Sometimes "not good enough" is good enough. (If nobody mocks your work, you may have wasted effort.)

Musing for:

Sometimes “not good enough” is good enough

I have a slightly different take than some others on the following quotation from Teddy Roosevelt:

“It is not the critic who counts; not the man who points out how the strong man stumbles, or where the doer of deeds could have done them better. The credit belongs to the man who is actually in the arena, whose face is marred by dust and sweat and blood; who strives valiantly; who errs, who comes short again and again, because there is no effort without error and shortcoming; … who at the best knows in the end the triumph of high achievement, and who at the worst, if he fails, at least fails while daring greatly, so that his place shall never be with those cold and timid souls who neither know victory nor defeat.”

Teddy Roosevelt

Sure, there’s the normal understanding:

👉 Have the courage to try something that’s hard for you, even if you might not succeed.

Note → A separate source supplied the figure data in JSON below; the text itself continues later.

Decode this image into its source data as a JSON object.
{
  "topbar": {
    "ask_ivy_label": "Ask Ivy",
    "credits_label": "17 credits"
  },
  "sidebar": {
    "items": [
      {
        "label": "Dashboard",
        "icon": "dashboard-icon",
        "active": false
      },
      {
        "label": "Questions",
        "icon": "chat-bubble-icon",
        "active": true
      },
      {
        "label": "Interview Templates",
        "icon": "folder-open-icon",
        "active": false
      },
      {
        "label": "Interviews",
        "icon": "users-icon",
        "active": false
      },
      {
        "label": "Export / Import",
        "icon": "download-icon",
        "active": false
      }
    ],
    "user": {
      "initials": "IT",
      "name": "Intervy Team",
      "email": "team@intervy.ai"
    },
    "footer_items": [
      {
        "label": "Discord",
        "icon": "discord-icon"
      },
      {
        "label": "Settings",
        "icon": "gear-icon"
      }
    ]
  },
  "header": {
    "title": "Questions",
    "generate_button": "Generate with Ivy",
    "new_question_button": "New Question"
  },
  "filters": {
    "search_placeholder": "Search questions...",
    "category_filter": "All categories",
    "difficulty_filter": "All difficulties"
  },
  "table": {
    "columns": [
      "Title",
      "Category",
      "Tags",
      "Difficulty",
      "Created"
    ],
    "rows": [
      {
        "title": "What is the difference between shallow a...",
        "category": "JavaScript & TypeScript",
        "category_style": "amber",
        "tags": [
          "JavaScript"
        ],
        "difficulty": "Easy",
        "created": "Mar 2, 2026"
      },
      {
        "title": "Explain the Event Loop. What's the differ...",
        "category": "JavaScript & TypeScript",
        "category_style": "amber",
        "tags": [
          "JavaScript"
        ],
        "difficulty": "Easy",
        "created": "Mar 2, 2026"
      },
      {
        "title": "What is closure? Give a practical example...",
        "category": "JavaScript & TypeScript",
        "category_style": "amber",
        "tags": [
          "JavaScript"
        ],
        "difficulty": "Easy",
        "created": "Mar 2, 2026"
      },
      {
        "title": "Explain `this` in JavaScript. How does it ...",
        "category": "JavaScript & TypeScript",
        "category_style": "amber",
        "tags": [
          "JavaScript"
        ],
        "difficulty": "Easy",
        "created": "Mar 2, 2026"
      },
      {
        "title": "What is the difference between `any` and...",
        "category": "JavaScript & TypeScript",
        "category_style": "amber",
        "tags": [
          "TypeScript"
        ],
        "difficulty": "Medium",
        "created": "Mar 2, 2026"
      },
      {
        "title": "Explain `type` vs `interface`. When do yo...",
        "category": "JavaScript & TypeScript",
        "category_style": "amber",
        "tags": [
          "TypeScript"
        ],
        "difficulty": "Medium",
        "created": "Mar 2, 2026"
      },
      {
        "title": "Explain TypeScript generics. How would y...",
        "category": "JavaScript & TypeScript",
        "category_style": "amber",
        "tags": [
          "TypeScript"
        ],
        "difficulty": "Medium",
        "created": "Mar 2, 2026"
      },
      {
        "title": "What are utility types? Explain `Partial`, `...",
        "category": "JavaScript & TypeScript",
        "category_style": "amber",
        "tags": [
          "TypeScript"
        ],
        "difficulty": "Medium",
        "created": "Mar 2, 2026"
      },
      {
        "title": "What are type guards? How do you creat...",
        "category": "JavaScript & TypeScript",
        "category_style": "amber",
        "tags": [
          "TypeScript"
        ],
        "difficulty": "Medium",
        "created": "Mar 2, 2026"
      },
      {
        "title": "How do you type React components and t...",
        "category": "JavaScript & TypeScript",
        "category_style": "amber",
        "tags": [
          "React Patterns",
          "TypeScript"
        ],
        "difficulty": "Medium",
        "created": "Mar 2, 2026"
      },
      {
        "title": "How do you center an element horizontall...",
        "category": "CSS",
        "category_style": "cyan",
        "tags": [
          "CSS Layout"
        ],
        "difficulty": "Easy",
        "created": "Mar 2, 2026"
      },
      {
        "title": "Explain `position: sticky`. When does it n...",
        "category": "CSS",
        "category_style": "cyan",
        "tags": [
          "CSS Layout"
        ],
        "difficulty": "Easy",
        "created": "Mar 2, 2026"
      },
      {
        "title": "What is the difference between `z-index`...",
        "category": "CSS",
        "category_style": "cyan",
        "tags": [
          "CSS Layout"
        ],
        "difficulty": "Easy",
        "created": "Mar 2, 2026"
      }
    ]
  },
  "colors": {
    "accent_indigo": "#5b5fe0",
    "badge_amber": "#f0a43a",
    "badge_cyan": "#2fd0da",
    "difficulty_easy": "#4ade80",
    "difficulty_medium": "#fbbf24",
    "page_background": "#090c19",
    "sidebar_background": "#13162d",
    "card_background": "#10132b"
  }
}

But there’s another side of it that also resonates with me.

👉 Have the courage to stop polishing your work and release it even when you know there are flaws.

Yes, there will be critics who will love to tell you where you fell short.

They’ll always be willing to spotlight how other people’s work is “not good enough.”

And when it’s your work, that spotlight can be painful.

And more often than not, the polish whose only purpose is to silence potential critics doesn’t really add real value. And the time and energy you spend polishing takes away from more important things.

But “it’s not the critic who counts.”

Daring greatly often means moving on to the next challenge even when someone else can criticize the solution you just delivered.